Episode #111: What's in a Name Server?

Hal is feeling puckish

Loyal reader Matt Raspberry writes:

Recently I needed to ensure that all the configured dns servers of a server had reverse DNS setup correctly:

for i in `awk '/^nameserver/ {print $2}' /etc/resolv.conf`; do host $i; done;

Honestly that's probably the way I would have solved the same challenge. However, once I consulted my command-line muse, the following alternate solution occurred to me:

awk '/^nameserver/ {print $2}' /etc/resolv.conf | xargs -L 1 host

Normally the xargs command would take as many input lines as possible and stack them all up as arguments in a single host command. But host doesn't react well to multiple arguments and you'll get erroneous output.

But "xargs -L <n>" lets you specify a maximum number of input lines to use for each command invocation. In the example above, we're telling xargs to take one line at a time and call host on each individual input. So basically we're swapping out Matt's original for loop for an xargs command. This saves a little bit of typing, but it's in no way a real optimization.

Honestly, I picked this one out of the mailbag for two reasons. First, Matt did all the work for me this week (thanks Matt!), which is nice because I'm going on vacation. Second, it's going to be a lot more work for Tim. Let's watch the carnage, shall we? What fools these mortals be!

Tim brings the carnage:

This isn't pretty, but WMI rarely (read never) is. WMI is the only way to get information on the DNS servers in use. Ugh! But let's start off easy and get a list of the DNS servers in use.

PS C:\> PS C:\> gwmi Win32_NetworkAdapterConfiguration  | ? { $_.DNSServerSearchOrder } |
select DNSServerSearchOrder


DNSServerSearchOrder
--------------------
{208.67.222.222, 208.67.220.220}
The Get-WmiObject cmdlet (alias gwmi) is used to get the configuration of all network adapters.

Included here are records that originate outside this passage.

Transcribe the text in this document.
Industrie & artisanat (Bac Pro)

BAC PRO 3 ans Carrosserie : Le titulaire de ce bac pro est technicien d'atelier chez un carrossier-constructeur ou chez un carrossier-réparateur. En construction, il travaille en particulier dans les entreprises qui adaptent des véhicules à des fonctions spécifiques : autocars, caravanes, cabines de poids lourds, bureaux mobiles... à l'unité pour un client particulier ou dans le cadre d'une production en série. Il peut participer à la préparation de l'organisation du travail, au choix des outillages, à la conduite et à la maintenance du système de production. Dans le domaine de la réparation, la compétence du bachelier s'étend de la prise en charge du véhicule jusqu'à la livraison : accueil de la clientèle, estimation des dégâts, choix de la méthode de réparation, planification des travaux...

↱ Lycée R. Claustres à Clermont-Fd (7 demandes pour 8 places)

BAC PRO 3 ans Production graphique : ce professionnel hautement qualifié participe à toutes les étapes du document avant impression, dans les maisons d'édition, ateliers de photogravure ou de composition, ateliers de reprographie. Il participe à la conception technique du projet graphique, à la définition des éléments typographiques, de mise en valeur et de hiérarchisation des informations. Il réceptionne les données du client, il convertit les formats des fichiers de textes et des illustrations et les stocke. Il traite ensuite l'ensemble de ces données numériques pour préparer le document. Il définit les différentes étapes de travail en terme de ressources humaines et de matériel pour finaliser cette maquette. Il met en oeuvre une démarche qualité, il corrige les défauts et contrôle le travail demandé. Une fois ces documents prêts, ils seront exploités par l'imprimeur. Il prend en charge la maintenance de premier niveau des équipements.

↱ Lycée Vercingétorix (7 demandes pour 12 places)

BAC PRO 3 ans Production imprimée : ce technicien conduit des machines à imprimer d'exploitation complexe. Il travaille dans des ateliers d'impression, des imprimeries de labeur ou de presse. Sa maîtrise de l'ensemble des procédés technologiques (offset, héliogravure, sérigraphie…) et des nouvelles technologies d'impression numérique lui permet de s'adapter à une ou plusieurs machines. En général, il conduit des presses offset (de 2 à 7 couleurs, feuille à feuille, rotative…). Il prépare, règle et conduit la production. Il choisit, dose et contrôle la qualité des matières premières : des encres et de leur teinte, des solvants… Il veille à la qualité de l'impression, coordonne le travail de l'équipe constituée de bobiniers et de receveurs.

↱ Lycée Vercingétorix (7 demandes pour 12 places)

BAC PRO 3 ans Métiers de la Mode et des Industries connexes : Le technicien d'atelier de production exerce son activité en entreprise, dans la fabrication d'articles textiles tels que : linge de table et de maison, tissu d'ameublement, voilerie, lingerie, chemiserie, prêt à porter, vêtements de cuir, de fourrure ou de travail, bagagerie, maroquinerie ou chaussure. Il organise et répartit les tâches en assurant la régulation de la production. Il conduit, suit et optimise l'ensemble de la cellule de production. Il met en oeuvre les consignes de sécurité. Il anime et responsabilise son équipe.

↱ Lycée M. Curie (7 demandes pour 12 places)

The results are piped into the Where-Object cmdlet (alias ?) to filter for objects where the DNSServerSearchOrder property has a value. Select-Object (alias select) is used to return only the property we want.

One problem, the result is an array of IP Addresses, but, we can easily deal with it by using the ExpandProperty switch with the Select-Object cmdlet.

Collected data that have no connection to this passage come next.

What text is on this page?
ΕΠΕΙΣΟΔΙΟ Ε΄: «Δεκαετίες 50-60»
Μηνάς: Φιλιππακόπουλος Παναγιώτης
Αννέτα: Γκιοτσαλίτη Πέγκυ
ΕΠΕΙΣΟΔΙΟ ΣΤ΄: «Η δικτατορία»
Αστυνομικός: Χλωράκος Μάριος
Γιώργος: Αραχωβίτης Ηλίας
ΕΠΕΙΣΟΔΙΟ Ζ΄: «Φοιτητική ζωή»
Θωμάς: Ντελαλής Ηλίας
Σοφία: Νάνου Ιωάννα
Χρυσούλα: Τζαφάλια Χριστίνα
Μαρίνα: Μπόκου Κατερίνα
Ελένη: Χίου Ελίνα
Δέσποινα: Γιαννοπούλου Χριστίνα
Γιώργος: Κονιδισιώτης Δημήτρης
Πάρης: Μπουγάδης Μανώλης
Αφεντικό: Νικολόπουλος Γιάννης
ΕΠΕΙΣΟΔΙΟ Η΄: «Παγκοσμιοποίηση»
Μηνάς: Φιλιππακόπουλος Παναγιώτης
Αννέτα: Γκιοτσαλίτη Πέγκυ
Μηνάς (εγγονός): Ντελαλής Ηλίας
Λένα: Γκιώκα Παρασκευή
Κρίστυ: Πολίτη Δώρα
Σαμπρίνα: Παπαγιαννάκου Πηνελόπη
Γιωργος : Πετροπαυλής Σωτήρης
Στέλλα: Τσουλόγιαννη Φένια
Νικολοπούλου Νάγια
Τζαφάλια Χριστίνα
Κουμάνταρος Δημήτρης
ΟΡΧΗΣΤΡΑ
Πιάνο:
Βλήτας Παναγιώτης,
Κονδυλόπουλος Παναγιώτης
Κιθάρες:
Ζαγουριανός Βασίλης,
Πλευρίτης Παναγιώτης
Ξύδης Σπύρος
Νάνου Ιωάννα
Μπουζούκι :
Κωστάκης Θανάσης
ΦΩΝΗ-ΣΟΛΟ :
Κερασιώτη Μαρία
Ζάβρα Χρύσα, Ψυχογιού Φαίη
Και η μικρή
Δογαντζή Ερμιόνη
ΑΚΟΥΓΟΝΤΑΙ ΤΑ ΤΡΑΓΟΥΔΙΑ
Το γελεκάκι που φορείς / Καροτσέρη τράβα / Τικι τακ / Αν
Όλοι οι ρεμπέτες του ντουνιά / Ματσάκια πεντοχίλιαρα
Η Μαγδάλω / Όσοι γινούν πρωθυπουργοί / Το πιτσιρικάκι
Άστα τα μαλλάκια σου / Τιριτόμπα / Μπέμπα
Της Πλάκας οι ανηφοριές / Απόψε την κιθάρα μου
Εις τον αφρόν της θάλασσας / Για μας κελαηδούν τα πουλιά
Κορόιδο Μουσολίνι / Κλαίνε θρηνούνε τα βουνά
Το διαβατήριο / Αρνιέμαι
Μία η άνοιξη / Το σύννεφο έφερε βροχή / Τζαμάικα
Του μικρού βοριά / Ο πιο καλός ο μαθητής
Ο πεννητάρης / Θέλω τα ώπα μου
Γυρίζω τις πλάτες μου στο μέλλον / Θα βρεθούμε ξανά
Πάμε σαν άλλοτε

PS C:\> gwmi Win32_NetworkAdapterConfiguration  | ? { $_.DNSServerSearchOrder } |
select -expand DNSServerSearchOrder


208.67.222.222
208.67.220.220
The ExpandProperty switch will explode the property in question, so we get two strings instead of one array of strings. Doesn't this sound like the same thing? Not if you think of how the objects are going to be sent down the pipeline. We need individual strings to do our lookup, not an array of strings.

Now that we have the IP Addresses of our DNS serves, we can do the lookup.

PS C:\> gwmi Win32_NetworkAdapterConfiguration  | ? { $_.DNSServerSearchOrder } |
select -expand DNSServerSearchOrder | % { nslookup $_ }
So there you have it, carnage. But what about the carnage we can cause with old school cmd.exe? Time to go Freddy Krueger on this thing.

Let's get the DNS servers.

C:\> wmic nicconfig get dnsserversearchorder | find ","

{"208.67.222.222", "208.67.220.220"}
It returns a pseudo array of the DNS servers. That part is easy, but as you all know, parsing in windows is not easy. When all you have is a hammer crappy For loop, the world starts to look like a nail.

Here is the most simplistic way to parse this:

C:\> for /f "tokens=1-3 delims={}, " %a in
('wmic nicconfig get dnsserversearchor ^| find ","')
do @nslookup %a & @nslookup %b 2>gt;nul & @nslookup %c 2>gt;nul
We use the handy-dandy For loop to split the output. The results are split using the delimiters left brace ({), right brace (}), comma, and space. We only return the first three tokens, since more is pretty rare in Windows. We then output the results of each nslookup and send any errors to nul.

Without some really really really really ugly cmd.exe fu, that no one would actually use, we can't parse the list and guarantee that we get the full list. In our case, we don't know if there was a 4th DNS server configured. We could change the number of tokens and use all 26 variables (a-z), but what if there were a 27th server? It can be done. In fact, Ed has done some crazy fu like that, but we are talking Quentin Tarantino level carnage, and that is just ridiculous.